ECLI:NL:GHSHE:2015:5019
Gerechtshof 's-Hertogenbosch
- Hoger beroep
- Rechtspraak.nl
Beoordeling van een omgangsregeling tussen een moeder en haar minderjarige kind na echtscheiding
In deze zaak gaat het om een hoger beroep van een vrouw tegen een beschikking van de rechtbank Zeeland-West-Brabant, waarin haar verzoek om een omgangsregeling met haar minderjarige kind werd afgewezen. De vrouw, appellante, woont in België en heeft een advocaat, mr. C.L. de Koeijer. De man, verweerder, woont ook in België en wordt vertegenwoordigd door mr. F.J.I. van den Branden. De Raad voor de Kinderbescherming is als partij betrokken in de procedure. De rechtbank had eerder op 4 maart 2015 beslist dat de vrouw geen omgangsregeling kon krijgen, omdat dit in strijd zou zijn met de belangen van het kind.
De mondelinge behandeling vond plaats op 29 oktober 2015, waarbij zowel de vrouw als de man hun standpunten naar voren brachten. De minderjarige, die bij de man verblijft, heeft zijn mening kenbaar gemaakt aan de voorzitter van het hof. Het hof heeft de relevante stukken en het verhoor van de minderjarige in overweging genomen. De vrouw betoogde dat de rechtbank ten onrechte had overwogen dat het huwelijk problematisch was en dat deze problemen de ontwikkeling van het kind negatief beïnvloedden. Ze voerde aan dat het in het belang van het kind zou zijn om contact met haar te hebben.
De man daarentegen stelde dat zowel hij als de minderjarige onder druk van de vrouw stonden en dat er geen basis was voor een omgangsregeling.

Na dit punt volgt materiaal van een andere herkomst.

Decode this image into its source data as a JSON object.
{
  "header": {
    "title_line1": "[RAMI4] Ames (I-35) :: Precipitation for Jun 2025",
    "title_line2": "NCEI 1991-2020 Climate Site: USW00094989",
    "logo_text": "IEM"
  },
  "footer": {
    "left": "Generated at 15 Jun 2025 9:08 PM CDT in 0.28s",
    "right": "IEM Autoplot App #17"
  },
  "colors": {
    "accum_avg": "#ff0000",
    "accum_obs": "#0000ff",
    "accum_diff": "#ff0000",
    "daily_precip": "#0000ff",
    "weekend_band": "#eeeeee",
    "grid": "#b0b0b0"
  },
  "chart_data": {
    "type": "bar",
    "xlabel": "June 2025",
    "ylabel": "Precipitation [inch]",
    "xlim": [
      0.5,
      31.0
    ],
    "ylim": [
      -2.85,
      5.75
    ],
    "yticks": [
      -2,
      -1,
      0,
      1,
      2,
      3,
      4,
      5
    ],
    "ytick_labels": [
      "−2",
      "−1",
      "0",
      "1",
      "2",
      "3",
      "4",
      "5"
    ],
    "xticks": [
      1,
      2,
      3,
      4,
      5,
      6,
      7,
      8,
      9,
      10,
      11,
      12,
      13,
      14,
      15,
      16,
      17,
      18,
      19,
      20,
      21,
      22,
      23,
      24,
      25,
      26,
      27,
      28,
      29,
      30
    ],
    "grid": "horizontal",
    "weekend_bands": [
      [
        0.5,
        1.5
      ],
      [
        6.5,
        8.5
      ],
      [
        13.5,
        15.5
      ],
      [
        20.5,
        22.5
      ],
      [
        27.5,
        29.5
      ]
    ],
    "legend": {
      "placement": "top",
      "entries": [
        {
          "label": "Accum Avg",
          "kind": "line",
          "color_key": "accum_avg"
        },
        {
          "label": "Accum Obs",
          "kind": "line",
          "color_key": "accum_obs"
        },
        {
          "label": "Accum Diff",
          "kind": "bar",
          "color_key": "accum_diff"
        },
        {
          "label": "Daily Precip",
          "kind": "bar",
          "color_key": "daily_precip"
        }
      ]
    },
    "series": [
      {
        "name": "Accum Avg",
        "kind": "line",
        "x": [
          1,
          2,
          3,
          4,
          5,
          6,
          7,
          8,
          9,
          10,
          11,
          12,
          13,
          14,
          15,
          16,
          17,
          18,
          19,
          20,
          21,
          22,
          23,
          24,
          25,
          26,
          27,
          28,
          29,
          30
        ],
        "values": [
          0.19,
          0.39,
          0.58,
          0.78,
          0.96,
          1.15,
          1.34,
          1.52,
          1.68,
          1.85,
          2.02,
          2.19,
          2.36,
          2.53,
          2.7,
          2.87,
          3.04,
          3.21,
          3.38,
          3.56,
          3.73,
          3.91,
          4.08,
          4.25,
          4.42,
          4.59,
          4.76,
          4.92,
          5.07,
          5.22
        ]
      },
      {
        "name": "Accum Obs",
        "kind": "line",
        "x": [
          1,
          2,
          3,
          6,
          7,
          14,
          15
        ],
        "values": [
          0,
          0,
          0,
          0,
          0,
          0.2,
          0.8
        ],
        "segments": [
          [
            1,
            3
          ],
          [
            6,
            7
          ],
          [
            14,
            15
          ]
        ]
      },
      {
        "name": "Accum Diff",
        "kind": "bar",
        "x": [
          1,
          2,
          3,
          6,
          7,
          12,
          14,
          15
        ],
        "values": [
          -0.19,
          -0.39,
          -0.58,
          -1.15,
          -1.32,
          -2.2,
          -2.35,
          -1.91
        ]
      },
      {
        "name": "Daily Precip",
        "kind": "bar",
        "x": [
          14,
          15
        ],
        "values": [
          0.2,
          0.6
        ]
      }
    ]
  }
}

Hij verwees naar eerdere problemen en de angst van de minderjarige voor de vrouw. Het hof oordeelde dat het verzoek van de vrouw om een omgangsregeling moest worden afgewezen, omdat dit in strijd zou zijn met de zwaarwegende belangen van het kind. Het hof bekrachtigde de beschikking van de rechtbank en wees het meer of anders verzochte af. De beslissing werd openbaar uitgesproken op 3 december 2015.